Sin embargo, esa plasticidad que había funcionado mientras la represión resultó eficaz, fue poco convincente para una oposición incentivada por las revueltas triunfantes de Túnez, Egipto y Libia. Cuando Bashar al-Assad respondió con la liberación de prisioneros políticos a las protestas de marzo de 2011 en Deraa, no eran ya concesiones lo que se esperaba de él, sino su salida y la de su régimen. La respuesta a las pretensiones opositoras fue de una contundencia militar que nada debió envidiarle a la represión ejercida por Hafez al-Assad ante desafíos similares, pero era la oposición la que ahora había encontrado una determinación mayor que la que en el pasado había sucumbido frente al terror.

Así como el régimen de al-Assad no halla el modo de restablecer su orden, tales son los cambios domésticos que se han producido, el mundo ha cambiado también de un modo que se le hace propicio a actores antes discretos e ininteligible para actores antes determinantes. Las monarquías absolutistas del Golfo ven llegada la hora de salir de la sombra de los EE.UU. en los asuntos regionales y apoyan a los elementos integristas sunnitas para hacer triunfar la insurrección. Se imaginan peleando una batalla en dos tiempos: contra los regímenes autoritarios seculares,  aliados a sectores seculares que se oponen a éstos y luego, contra el secularismo mismo. Irán se siente amenazado por el activismo de estas monarquías aliadas de EE.UU. y trata de apuntalar a al-Assad y de reforzar sus posiciones en el Líbano a través del Hezbollah. Ambas operaciones son totalmente convergentes, como lo demostraría la posible reciente participación de la milicia chiíta libanesa en una acción conjunta con el ejército sirio para recuperar de manos de los rebeldes la ciudad de al-Qusayr, cerca de la frontera con el Líbano.

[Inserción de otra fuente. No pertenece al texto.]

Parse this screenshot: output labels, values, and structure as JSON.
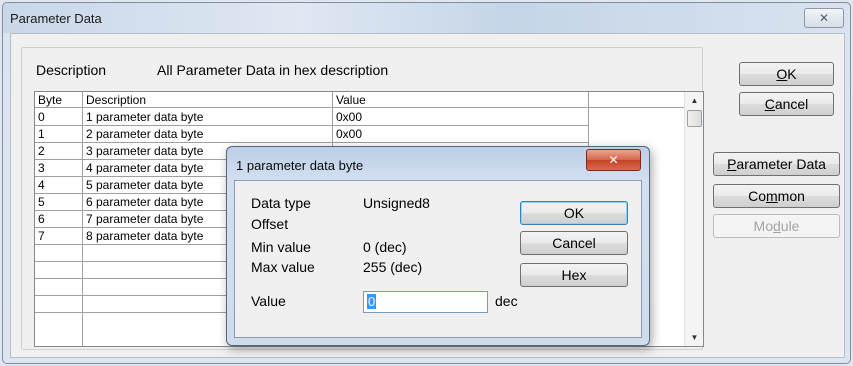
{
  "window": {
    "title": "Parameter Data",
    "close_glyph": "✕"
  },
  "description": {
    "label": "Description",
    "value": "All Parameter Data in hex description"
  },
  "table": {
    "headers": {
      "byte": "Byte",
      "description": "Description",
      "value": "Value"
    },
    "rows": [
      {
        "byte": "0",
        "description": "1 parameter data byte",
        "value": "0x00"
      },
      {
        "byte": "1",
        "description": "2 parameter data byte",
        "value": "0x00"
      },
      {
        "byte": "2",
        "description": "3 parameter data byte",
        "value": ""
      },
      {
        "byte": "3",
        "description": "4 parameter data byte",
        "value": ""
      },
      {
        "byte": "4",
        "description": "5 parameter data byte",
        "value": ""
      },
      {
        "byte": "5",
        "description": "6 parameter data byte",
        "value": ""
      },
      {
        "byte": "6",
        "description": "7 parameter data byte",
        "value": ""
      },
      {
        "byte": "7",
        "description": "8 parameter data byte",
        "value": ""
      }
    ]
  },
  "buttons": {
    "ok": {
      "accel": "O",
      "rest": "K"
    },
    "cancel": {
      "accel": "C",
      "rest": "ancel"
    },
    "parameter_data": {
      "accel": "P",
      "rest": "arameter Data"
    },
    "common": {
      "pre": "Co",
      "accel": "m",
      "post": "mon"
    },
    "module": {
      "pre": "Mo",
      "accel": "d",
      "post": "ule"
    }
  },
  "modal": {
    "title": "1 parameter data byte",
    "close_glyph": "✕",
    "data_type_label": "Data type",
    "data_type_value": "Unsigned8",
    "offset_label": "Offset",
    "min_label": "Min value",
    "min_value": "0 (dec)",
    "max_label": "Max value",
    "max_value": "255 (dec)",
    "value_label": "Value",
    "value_input": "0",
    "value_unit": "dec",
    "ok_label": "OK",
    "cancel_label": "Cancel",
    "hex_label": "Hex"
  }
}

Para los EE.UU., la primavera árabe en su conjunto se ha revelado un fenómeno difícil para interactuar dentro de los parámetros del “nuevo comienzo” con la región que definiera Barack Obama en su discurso en la Universidad del Cairo en 2009. Washington ha oscilado en estos años entre ver a Bashar al-Assad como un factor de estabilidad o como un tirano a deponer rápidamente. Obama se enfrenta en Siria a una situación paradojal, tal como quedó claro en su discurso del 23 de mayo en la National Defense University: “debemos fortalecer a la oposición, al tiempo que debemos aislar a los elementos extremistas.” Una proposición de implementación casi imposible. Rusia, que junto a su recuperación económica acompasada con los altos precios del gas y el petróleo recupera su vocación de ser un poder en Medio Oriente, no afronta un dilema parecido: le basta apoyar con hechos a al-Assad, mientras retóricamente se preocupa de las consecuencias de la violencia.

Si estos fueran los únicos actores a tener en cuenta, tal vez las perspectivas de la conferencia internacional de paz que Washington y Moscú anunciaron en mayo (sin poner fecha de realización) fueran más halagüeñas. Pero a las monarquías islamistas crecientemente asertivas se les suma como factor desestabilizante una Unión Europea que, bajo el principio onusiano de la “responsabilidad de proteger” a los civiles más allá de la soberanía de los estados, decidió levantar, “con condiciones” no muy bien especificadas, el embargo de entrega de armas a la oposición siria. ¿El efecto? Acelerar la entrega de misiles antiaéreos rusos al régimen. Impulsados por una visión de la política exterior orientada más por la opinión pública doméstica que por una definición realista de intereses, la UE parece tentada por una versión de baja intensidad de la intervención abierta que el entonces presidente francés Nicolas Sarkozy llevó a cabo en Libia en 2011, arrastrando a la OTAN.

Atrapados entre dos fuegos y en el pliegue de tiempo entre dos épocas, la población siria vive hoy en una Yugoslavia del sigo XXI a la que no la espera luego del dolor el ingreso a la UE y la democracia, sino tal vez un régimen integrista bajo protección saudita.